長方形や正方形の土地とは異なり、細長い通路のような部分がある土地を旗竿地と言います。ここでは、どのような特徴があるのかを解説します。

旗竿地とは

旗竿地とは、出入りする公道とつながる竿の先部分があり、そこから竿のように長く細い土地が伸びていて、奥に建物が建てられる四角い部分がある土地です。

この名前からもわかるように旗の形をしています。土地が四角いと建物も建てやすく土地を有効に活用できるのですが、旗竿地には、建物の建築に適さない細い土地があるのが特徴です。

土地の使用に制限がかかるため、周りの土地よりも比較的安い価格で手に入れられる可能性があります。

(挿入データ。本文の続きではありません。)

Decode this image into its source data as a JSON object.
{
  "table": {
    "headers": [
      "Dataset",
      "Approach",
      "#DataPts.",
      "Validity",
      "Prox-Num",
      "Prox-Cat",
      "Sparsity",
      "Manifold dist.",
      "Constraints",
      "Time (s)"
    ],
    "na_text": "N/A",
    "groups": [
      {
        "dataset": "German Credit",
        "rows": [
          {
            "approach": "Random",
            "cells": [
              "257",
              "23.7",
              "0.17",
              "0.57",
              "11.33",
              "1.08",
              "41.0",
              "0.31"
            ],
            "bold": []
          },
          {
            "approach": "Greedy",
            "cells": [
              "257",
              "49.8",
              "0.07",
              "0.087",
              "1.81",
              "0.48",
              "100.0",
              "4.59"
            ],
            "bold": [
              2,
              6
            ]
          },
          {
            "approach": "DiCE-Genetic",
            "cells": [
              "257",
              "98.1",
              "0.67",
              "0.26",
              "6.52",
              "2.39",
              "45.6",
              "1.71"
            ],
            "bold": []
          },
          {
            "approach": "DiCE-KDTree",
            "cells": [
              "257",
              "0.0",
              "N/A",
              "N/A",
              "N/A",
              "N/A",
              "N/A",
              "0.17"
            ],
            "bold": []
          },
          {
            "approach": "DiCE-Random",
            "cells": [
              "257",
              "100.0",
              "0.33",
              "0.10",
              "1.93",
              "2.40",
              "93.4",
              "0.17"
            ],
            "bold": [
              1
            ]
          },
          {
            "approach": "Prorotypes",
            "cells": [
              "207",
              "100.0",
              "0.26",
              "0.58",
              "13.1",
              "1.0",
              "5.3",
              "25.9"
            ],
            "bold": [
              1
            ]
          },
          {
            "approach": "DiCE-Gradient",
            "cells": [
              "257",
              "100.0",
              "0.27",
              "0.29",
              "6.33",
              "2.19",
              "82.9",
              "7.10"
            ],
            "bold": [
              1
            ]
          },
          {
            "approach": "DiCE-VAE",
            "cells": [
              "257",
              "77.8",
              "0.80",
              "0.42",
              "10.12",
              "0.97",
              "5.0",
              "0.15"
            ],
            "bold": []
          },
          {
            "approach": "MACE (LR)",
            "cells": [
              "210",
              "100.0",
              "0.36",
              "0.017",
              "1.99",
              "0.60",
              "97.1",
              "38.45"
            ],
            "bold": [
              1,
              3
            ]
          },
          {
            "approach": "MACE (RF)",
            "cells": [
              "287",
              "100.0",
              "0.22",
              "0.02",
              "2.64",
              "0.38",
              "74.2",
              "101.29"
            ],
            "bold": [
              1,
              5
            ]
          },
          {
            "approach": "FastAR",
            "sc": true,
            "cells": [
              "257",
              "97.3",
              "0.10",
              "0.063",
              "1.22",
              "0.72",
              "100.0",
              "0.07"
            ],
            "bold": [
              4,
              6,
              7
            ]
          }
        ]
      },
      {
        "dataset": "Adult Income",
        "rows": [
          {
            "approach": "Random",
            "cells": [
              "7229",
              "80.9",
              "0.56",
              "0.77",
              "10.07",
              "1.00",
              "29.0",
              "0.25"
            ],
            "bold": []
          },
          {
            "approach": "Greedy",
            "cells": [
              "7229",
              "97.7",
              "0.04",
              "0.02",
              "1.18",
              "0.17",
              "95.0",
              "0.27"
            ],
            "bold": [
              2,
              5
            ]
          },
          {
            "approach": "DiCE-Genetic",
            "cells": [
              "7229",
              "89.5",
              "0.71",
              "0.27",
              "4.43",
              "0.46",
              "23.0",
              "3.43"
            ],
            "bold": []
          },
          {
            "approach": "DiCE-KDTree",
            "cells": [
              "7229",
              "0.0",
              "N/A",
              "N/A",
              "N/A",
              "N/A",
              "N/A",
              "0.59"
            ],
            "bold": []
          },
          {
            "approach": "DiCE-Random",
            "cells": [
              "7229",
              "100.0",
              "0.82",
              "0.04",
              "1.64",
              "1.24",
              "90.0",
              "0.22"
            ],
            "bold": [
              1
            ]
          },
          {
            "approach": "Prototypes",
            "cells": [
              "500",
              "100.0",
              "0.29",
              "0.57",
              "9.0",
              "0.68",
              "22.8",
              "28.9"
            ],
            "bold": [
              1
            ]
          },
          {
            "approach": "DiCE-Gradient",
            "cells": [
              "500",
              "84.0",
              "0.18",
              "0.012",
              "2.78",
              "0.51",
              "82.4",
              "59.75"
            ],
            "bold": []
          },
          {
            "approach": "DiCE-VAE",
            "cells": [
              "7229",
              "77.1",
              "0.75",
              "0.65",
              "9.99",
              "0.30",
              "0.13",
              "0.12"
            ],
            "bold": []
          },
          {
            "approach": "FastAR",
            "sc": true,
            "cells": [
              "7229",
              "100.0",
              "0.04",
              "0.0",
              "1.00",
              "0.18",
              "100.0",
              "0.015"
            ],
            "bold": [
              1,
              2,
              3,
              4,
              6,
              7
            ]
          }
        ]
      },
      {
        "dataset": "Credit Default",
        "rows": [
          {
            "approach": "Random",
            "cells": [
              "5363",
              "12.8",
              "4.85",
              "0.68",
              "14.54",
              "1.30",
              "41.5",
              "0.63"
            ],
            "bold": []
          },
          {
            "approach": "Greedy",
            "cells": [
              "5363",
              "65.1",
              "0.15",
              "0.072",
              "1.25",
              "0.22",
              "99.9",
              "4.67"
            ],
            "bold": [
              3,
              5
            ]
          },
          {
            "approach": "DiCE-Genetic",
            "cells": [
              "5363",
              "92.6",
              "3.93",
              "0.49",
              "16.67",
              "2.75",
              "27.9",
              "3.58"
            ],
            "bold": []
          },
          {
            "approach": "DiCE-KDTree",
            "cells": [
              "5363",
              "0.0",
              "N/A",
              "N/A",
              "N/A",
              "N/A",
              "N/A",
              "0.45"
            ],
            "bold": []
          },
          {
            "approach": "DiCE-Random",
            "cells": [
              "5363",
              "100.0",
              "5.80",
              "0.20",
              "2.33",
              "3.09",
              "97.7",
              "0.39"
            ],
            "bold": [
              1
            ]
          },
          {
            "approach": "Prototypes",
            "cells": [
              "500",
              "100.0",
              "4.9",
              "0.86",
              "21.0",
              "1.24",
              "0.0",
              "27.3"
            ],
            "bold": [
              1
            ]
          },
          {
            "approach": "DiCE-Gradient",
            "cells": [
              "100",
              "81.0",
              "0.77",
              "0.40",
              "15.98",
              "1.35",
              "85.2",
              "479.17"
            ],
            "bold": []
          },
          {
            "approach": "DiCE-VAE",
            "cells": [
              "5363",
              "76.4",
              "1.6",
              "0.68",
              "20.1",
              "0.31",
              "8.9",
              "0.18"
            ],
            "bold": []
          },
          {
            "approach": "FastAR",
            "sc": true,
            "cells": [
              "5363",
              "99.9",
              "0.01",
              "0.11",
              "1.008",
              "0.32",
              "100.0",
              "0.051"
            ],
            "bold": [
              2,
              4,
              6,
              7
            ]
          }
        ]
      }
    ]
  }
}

都会だと、同じエリアで通常の整形地であれば手に入らない価格でも、旗竿地なら安くなり希望のエリアに家を建てられる可能性があります。

旗竿地の特徴

公道から細く伸びた通路を通って、家が建てられている部分に行くため、道路を通る車の騒音や人の話し声に悩まされることが少なく、静かな環境が特徴です。

また、四方にほかの建物があることが多いので、道路を歩く人の目を気にすることがありませんが、裏を返せば人目が少ないため、防犯の対策を行う必要があります。

独特の形をしていて、活用しにくい細い土地があるので土地の評価は低くなりがちです。そのため、お得に購入しやすいといえるでしょう。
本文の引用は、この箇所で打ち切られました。